Exaggerated injury claim leaves mother facing 'likely' prison sentence
After exaggerating an injury in a bid to claim £750,000 compensation from a housing organisation, a mother of 13 and her husband are facing ‘likely’ prison sentences.
Lawyers for Homes for Haringey told the High Court that Barbara Fari had lied about how badly she was hurt when she tripped on uneven paving and twisted her right knee in May 2008.
The organisation, which manages council housing in the north London borough, admitted liability and offered Ms Fari £7,500 but she pursued a larger claim.
It was only struck out by a judge in October 2012 after video evidence revealed a huge difference between how she presented at medical examinations and when she was out and about near her home in Lightfoot Road, Hornsey.
Jennifer Harris, Homes for Haringey’s solicitor, said: ‘This decision sends the strongest possible message to anyone tempted to exaggerate a personal injury claim. The justice system will not tolerate it and the claimant risks losing not just compensation but also their liberty.
‘It was a landmark decision by an earlier court to strike out the entirety of Barbara Fari’s claim. Today’s ruling reinforces that decision.
‘The fact that both Mr and Ms Fari face a potential custodial sentence sends a stark warning to those tempted to inflate their claims and anyone who helps them to do so.’
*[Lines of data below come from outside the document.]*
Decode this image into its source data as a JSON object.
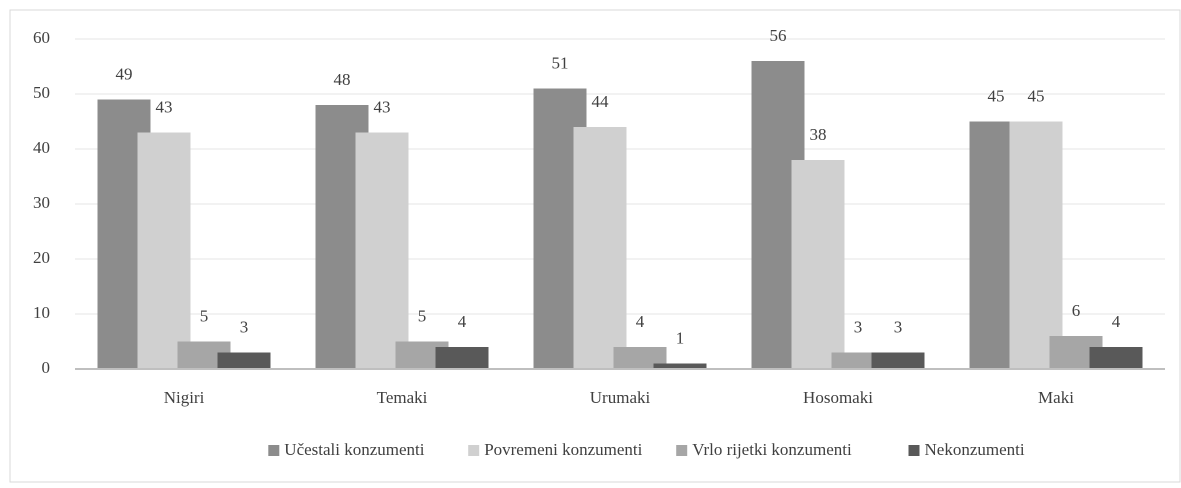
{
  "chart_data": {
    "type": "bar",
    "categories": [
      "Nigiri",
      "Temaki",
      "Urumaki",
      "Hosomaki",
      "Maki"
    ],
    "series": [
      {
        "name": "Učestali konzumenti",
        "color": "#8c8c8c",
        "values": [
          49,
          48,
          51,
          56,
          45
        ]
      },
      {
        "name": "Povremeni konzumenti",
        "color": "#d0d0d0",
        "values": [
          43,
          43,
          44,
          38,
          45
        ]
      },
      {
        "name": "Vrlo rijetki konzumenti",
        "color": "#a6a6a6",
        "values": [
          5,
          5,
          4,
          3,
          6
        ]
      },
      {
        "name": "Nekonzumenti",
        "color": "#595959",
        "values": [
          3,
          4,
          1,
          3,
          4
        ]
      }
    ],
    "ylim": [
      0,
      60
    ],
    "yticks": [
      0,
      10,
      20,
      30,
      40,
      50,
      60
    ],
    "grid": true,
    "legend": "bottom",
    "data_labels": true
  }
}
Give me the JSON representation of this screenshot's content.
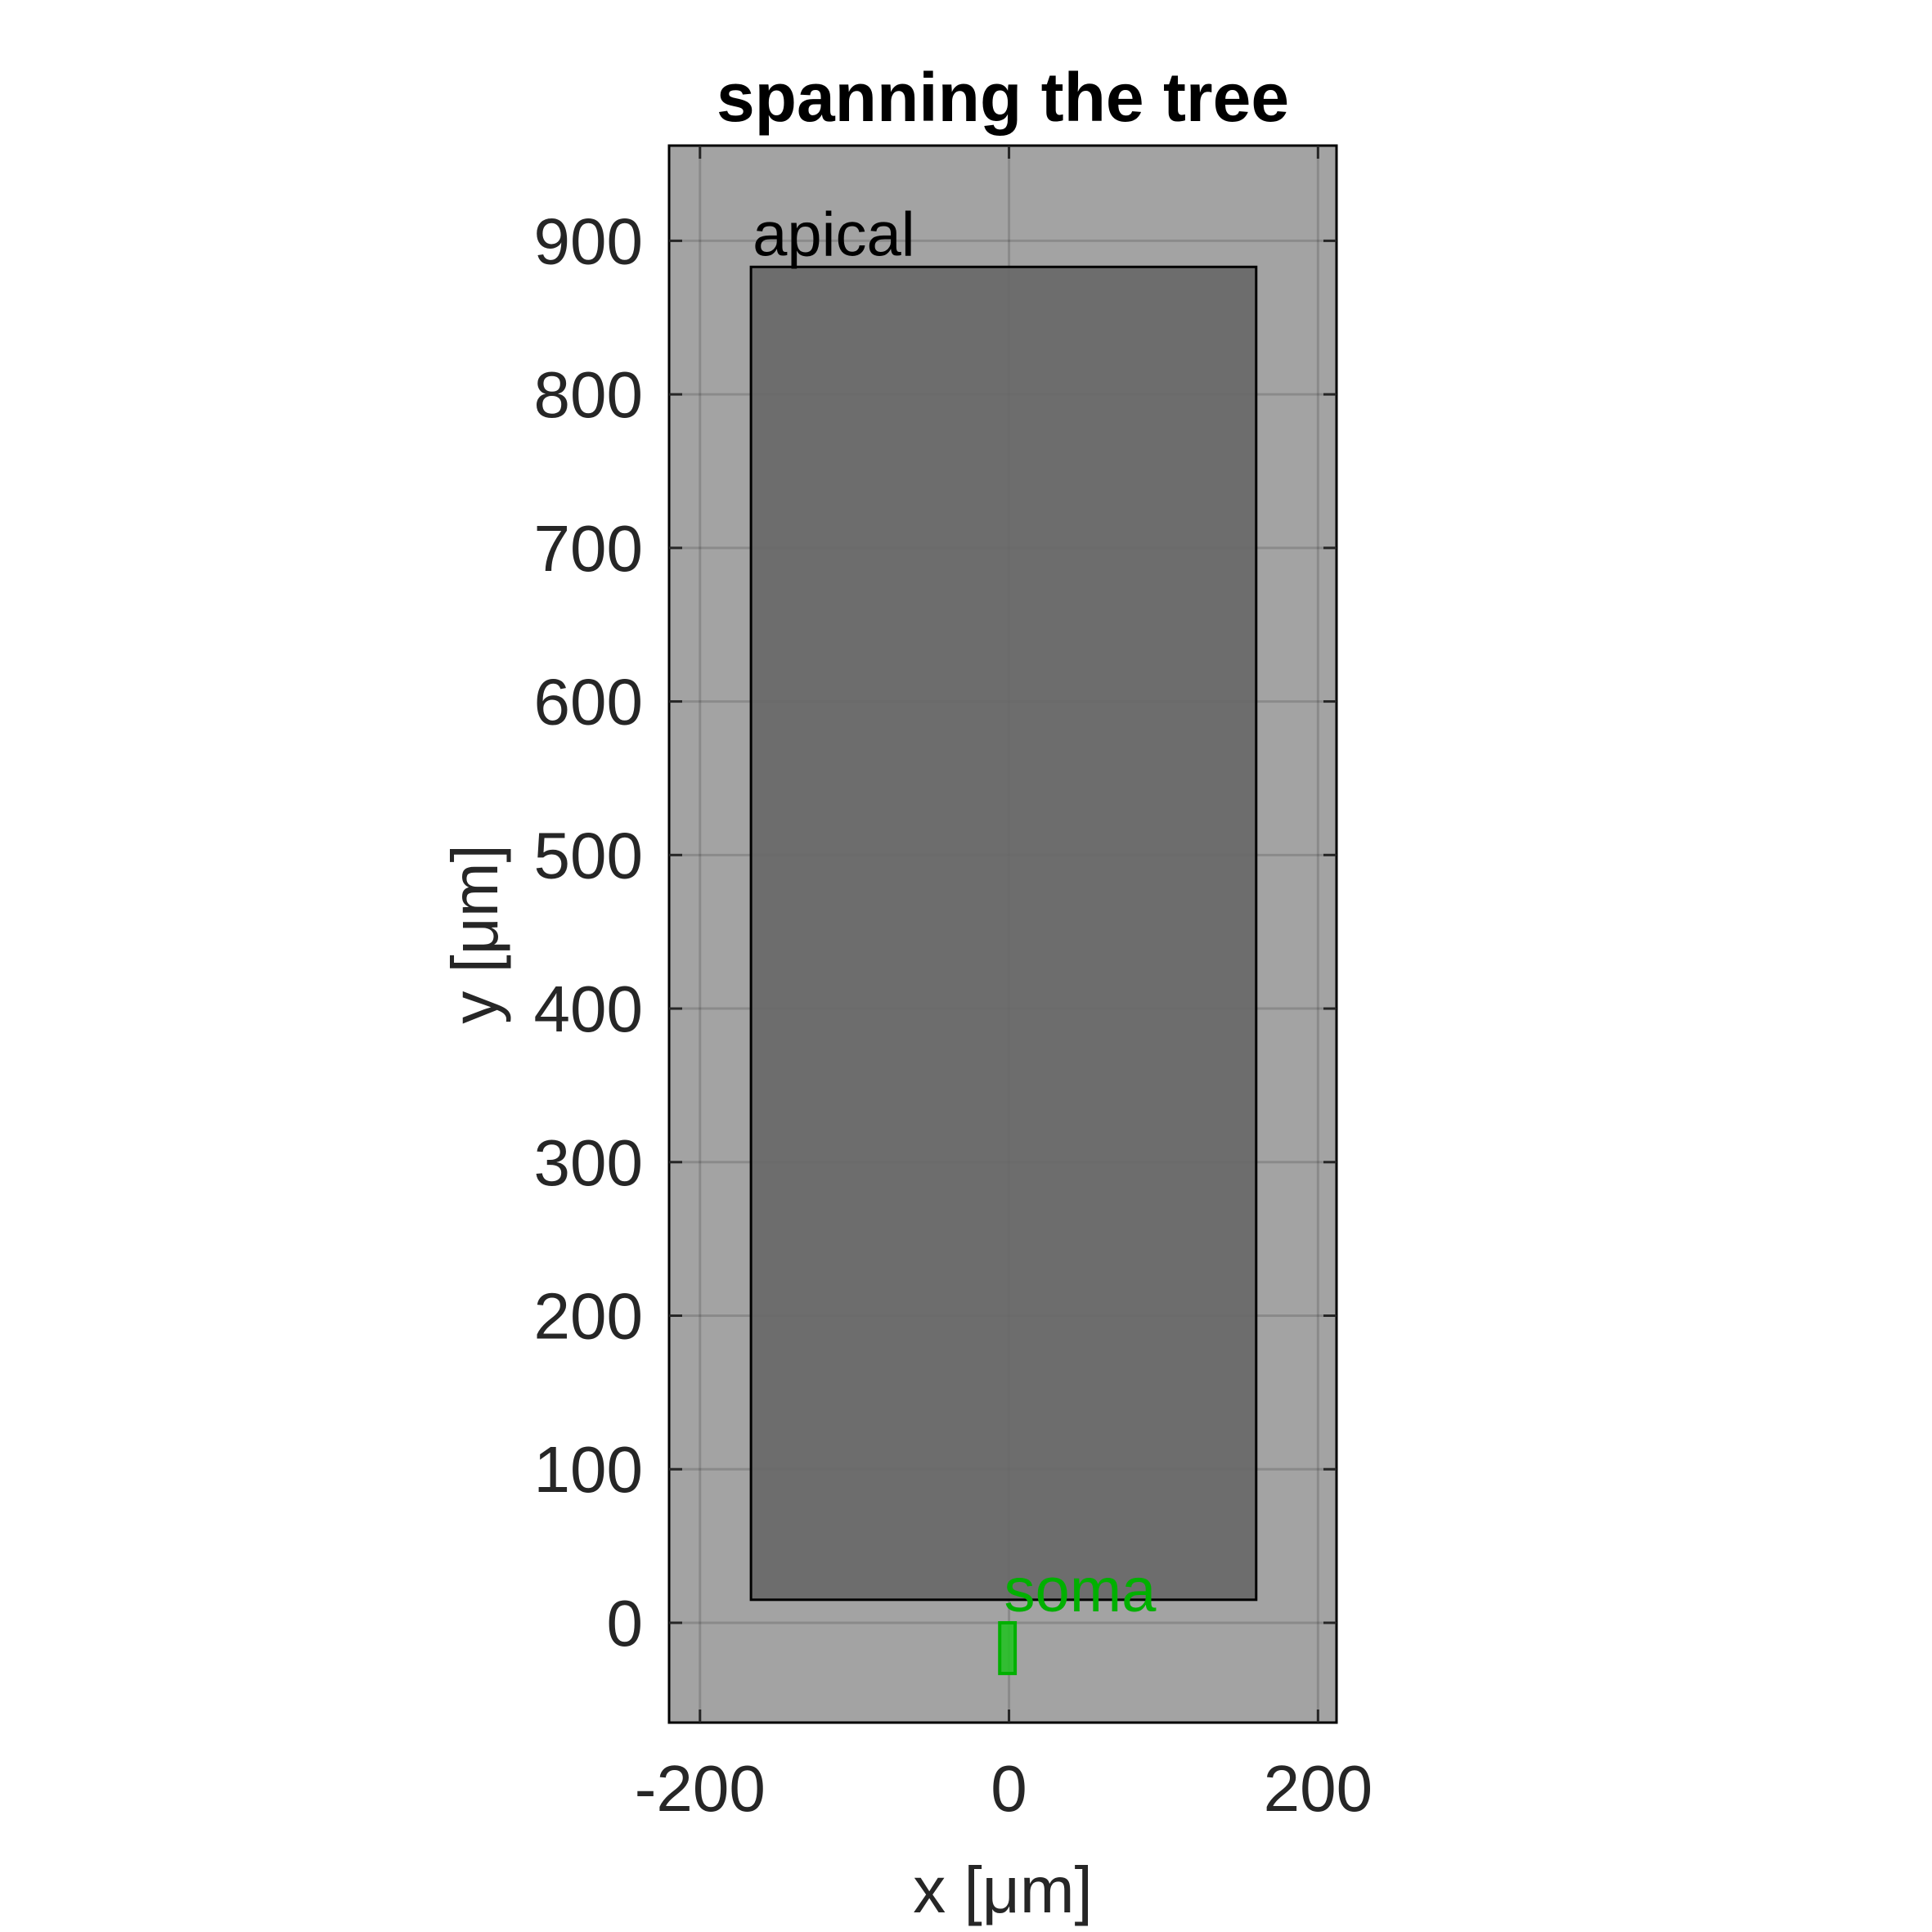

Today, Mr Justice Spencer ruled that Ms Fari and her husband, Piper, were both in contempt of court and warned that she was likely to be going to prison unless he was persuaded otherwise at another hearing at the end of next week.
Ms Fari claimed that the fall had aggravated her pre-existing arthritis to the point where she was no longer able to look after her large family and instead relied on their care.
The couple denied contempt and Ms Fari, who is illiterate, said that she relied on the advice of solicitors and simply signed documents which were not explained properly.
She claimed medical experts misinterpreted what she told them and that the compensation offer of £7,500 would have suited her.
But, the judge said that she had presented a ‘grossly false’ picture of her continuing symptoms to doctors and legal documents and that her unemployed husband of 27 years was complicit in the charade.
The judge said the surveillance evidence was the key to arriving at the truth.
Even making allowances for someone with existing arthritis having good and bad days, it was impossible to reconcile the apparently sprightly Mrs Fari of the videos near her home with the badly crippled woman who attended medical examinations.
Near her home she never used a stick, let alone a crutch, walked to the shops on her own and negotiated a steep gradient without undue difficulty.
Rejecting her claim that she was misunderstood by medical experts, he said: ‘All three doctors cannot have made the same mistake.’